Anna knows these people because she is one of them. An
elderly friendless widow. No male protector. Nowhere to go except the Temple.
But in the Temple Anna meets God.
Not through watching the sacrifices – she’s not allowed into
the Court of the Israelites.
But through her own worship – her own giving of time in
fasting and prayer, her own commitment to the God of Israel who has promised
redemption. Anna is on the edges; on the margins; waiting for redemption, excluded
and alone. And the God of the edges, of the margins, of the poor and waiting
people meets her there and makes her a prophet to the community of the poor who
wait for consolation and redemption, speaking of Jesus to those who are looking
for the redemption of Jerusalem.
May Anna’s God meet us today.
May the God of the edges meet us in the parts of our lives
where we feel on the edges, marginal, excluded, alone. May we, like Anna, find
God exactly where it hurts most; meeting us with consolation and inspiring us
to praise.
And may the God of challenge make us prophets like Anna. May
we be inspired to speak of Jesus to all who are waiting for consolation and
redemption.
May we speak of Jesus to the people who sleep on our
streets;
to the people who feel excluded and alone;
to people who think that God could never be interested in
someone elderly... or badly educated... or poor... or female... or gay... or
transgender... or black... or disabled... or depressed.

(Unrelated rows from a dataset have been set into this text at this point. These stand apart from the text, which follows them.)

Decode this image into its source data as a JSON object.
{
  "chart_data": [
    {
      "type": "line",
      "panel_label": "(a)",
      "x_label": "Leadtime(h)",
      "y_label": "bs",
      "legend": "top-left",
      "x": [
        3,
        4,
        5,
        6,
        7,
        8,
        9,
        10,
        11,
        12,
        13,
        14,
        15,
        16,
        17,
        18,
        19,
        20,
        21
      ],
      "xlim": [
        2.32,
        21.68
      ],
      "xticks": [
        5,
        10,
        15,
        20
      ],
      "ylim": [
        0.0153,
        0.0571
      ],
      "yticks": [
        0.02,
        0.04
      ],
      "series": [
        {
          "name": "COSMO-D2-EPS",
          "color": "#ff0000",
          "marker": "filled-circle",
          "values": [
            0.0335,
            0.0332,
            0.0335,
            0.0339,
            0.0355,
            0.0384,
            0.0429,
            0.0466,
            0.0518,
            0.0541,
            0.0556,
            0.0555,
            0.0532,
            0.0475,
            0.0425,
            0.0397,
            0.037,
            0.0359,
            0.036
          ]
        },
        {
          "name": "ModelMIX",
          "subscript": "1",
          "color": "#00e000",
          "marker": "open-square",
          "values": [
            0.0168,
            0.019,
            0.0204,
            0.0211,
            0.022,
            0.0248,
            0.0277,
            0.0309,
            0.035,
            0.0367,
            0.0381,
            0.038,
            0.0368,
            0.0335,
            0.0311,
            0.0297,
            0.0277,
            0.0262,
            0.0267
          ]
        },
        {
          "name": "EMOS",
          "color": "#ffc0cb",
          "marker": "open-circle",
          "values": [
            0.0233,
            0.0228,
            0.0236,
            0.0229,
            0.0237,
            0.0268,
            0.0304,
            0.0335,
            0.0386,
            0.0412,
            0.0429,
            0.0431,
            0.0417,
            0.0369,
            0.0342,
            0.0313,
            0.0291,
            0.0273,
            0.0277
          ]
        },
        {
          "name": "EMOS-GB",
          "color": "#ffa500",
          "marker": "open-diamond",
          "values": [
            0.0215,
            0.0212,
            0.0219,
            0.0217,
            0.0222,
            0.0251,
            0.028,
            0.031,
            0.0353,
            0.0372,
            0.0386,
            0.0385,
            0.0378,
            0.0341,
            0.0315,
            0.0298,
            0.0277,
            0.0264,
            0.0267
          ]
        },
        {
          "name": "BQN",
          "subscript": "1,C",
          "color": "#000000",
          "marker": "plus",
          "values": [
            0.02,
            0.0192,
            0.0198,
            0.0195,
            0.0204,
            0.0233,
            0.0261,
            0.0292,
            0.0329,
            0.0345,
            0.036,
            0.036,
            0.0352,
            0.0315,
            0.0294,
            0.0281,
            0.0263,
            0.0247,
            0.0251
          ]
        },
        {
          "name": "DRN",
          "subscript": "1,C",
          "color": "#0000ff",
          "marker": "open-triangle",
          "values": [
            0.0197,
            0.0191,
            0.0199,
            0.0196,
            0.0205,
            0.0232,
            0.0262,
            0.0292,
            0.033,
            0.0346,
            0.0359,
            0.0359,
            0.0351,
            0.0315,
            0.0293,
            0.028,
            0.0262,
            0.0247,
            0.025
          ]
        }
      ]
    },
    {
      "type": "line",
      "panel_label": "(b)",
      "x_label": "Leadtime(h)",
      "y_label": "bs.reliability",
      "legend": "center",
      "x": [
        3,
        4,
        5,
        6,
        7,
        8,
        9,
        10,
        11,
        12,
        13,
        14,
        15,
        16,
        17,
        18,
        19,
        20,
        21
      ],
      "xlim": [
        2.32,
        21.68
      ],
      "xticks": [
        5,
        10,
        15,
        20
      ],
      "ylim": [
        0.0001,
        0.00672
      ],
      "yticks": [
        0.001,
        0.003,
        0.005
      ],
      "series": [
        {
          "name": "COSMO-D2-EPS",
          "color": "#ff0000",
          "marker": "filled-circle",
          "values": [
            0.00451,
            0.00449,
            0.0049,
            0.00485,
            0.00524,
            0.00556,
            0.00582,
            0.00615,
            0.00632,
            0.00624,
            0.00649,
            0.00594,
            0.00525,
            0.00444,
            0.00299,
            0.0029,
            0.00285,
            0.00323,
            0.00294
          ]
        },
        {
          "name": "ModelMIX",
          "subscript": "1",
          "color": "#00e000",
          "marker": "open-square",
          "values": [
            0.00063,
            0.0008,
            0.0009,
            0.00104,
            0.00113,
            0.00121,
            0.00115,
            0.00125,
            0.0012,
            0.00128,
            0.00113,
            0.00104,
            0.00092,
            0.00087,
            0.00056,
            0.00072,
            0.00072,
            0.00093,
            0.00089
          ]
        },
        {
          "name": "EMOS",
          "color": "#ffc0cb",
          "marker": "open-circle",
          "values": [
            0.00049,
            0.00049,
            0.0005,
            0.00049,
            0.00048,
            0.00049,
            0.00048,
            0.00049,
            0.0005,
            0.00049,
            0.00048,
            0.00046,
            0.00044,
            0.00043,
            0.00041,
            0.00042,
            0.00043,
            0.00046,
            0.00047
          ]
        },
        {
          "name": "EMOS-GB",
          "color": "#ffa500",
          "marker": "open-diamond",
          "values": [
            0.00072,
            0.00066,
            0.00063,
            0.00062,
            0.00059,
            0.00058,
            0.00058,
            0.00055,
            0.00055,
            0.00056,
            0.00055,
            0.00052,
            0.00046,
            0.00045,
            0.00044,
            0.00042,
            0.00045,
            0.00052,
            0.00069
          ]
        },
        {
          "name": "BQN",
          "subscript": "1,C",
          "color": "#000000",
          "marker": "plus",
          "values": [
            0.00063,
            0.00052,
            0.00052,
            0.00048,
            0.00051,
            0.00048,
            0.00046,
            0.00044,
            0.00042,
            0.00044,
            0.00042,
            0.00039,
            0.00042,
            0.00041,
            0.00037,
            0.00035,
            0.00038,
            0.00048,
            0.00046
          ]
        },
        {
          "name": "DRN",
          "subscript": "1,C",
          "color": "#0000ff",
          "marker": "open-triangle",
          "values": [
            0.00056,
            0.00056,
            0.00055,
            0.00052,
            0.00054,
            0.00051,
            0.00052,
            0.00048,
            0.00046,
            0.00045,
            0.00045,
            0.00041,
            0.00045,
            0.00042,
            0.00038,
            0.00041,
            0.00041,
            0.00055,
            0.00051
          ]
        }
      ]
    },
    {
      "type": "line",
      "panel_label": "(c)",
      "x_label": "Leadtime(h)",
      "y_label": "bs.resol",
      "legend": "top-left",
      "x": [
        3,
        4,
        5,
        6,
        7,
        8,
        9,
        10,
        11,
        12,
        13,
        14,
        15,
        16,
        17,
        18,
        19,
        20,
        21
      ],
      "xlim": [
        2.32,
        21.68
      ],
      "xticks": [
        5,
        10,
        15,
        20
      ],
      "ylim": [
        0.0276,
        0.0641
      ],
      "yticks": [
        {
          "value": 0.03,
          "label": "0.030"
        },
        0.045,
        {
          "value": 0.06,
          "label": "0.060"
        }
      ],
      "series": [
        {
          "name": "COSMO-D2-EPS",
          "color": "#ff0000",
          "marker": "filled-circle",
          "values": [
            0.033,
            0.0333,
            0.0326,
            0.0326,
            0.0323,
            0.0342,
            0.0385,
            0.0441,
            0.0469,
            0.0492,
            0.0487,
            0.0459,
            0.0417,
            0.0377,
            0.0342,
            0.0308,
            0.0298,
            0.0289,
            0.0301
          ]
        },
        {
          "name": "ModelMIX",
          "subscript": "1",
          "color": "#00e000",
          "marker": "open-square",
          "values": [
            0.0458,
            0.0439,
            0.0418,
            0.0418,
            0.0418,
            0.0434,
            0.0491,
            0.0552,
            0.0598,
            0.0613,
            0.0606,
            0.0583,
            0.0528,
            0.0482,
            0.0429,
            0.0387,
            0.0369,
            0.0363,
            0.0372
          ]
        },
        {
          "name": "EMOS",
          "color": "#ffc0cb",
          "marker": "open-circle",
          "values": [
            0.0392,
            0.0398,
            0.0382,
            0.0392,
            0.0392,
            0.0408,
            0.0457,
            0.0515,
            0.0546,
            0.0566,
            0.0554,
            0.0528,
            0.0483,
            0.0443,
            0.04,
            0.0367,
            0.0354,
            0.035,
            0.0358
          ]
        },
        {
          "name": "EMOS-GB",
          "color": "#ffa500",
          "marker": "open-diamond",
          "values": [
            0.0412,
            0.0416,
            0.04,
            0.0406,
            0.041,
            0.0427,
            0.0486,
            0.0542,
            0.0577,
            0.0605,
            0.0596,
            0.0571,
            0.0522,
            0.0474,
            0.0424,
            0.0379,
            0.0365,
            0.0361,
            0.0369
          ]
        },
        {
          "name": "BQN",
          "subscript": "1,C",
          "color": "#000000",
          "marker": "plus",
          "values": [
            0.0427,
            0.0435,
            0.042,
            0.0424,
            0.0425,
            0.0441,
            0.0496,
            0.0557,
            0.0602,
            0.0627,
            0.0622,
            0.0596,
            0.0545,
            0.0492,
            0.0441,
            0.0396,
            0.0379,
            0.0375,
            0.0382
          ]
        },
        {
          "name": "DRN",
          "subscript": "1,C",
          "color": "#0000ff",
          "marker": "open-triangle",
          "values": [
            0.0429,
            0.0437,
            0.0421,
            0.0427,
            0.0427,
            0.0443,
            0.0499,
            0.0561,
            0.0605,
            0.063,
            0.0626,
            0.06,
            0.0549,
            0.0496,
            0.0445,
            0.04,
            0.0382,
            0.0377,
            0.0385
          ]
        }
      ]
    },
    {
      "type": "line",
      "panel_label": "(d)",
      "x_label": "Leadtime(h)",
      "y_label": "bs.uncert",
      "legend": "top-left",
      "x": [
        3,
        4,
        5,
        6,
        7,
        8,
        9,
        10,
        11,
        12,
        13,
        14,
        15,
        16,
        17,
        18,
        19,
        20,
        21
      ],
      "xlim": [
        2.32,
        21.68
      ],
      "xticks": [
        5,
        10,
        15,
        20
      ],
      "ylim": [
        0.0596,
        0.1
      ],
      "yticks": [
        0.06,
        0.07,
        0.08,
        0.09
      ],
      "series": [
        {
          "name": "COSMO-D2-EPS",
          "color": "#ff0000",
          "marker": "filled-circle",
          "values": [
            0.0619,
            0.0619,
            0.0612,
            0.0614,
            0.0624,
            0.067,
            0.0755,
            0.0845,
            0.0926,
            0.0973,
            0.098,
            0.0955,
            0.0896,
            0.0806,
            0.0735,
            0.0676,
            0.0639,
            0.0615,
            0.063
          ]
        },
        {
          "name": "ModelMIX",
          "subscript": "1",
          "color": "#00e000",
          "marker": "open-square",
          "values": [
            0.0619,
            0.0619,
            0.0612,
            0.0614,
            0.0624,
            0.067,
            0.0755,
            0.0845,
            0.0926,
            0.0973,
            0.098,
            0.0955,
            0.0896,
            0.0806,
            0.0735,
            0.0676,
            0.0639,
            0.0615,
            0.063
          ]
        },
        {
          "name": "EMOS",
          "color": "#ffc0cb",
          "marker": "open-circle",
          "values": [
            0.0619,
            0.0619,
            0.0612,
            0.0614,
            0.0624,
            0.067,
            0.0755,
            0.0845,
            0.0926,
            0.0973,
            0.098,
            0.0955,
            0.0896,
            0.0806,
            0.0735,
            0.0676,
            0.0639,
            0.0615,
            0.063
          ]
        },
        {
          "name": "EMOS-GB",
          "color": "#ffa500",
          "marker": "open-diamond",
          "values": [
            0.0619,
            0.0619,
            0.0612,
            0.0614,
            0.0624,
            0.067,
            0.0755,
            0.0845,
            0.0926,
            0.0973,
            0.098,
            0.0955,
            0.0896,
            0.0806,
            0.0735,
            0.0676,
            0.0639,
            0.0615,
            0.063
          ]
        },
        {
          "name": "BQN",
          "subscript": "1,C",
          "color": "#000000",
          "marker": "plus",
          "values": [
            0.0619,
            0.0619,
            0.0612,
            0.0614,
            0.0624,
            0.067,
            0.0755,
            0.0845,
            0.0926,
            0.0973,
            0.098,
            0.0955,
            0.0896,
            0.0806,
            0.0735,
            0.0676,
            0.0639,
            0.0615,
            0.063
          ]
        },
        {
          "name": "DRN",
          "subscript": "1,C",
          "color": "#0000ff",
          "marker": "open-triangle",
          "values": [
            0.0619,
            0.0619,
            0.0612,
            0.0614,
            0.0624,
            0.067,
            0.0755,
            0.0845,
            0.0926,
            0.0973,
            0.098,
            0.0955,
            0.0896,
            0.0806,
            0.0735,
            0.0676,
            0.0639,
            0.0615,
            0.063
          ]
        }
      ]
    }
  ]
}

May we speak of Jesus who was poor. Who only entered the
second court of the temple. Who brought good news to the elderly, the poor, the
excluded, the disabled.
May we speak of God who loves those who are rejected, who
sustains the weak and who rejects the structures that makes some rich and
others poor.
But most importantly, may we speak of this God through our
actions as much as our words. May what we do with our time and our money, our
hospitality and our choices speak of the God of the edges, of the marginalised,
of consolation and redemption. And so may we, like Anna, bring hope and
healing.
Focus statement: Anna represents all the voiceless and forgotten – it’s they who look for the redemption of Jerusalem, them to whom the good news of Jesus comes.
Function statement: How can we make our praise of God speak (our praise speak of God) to all who wait for redemption?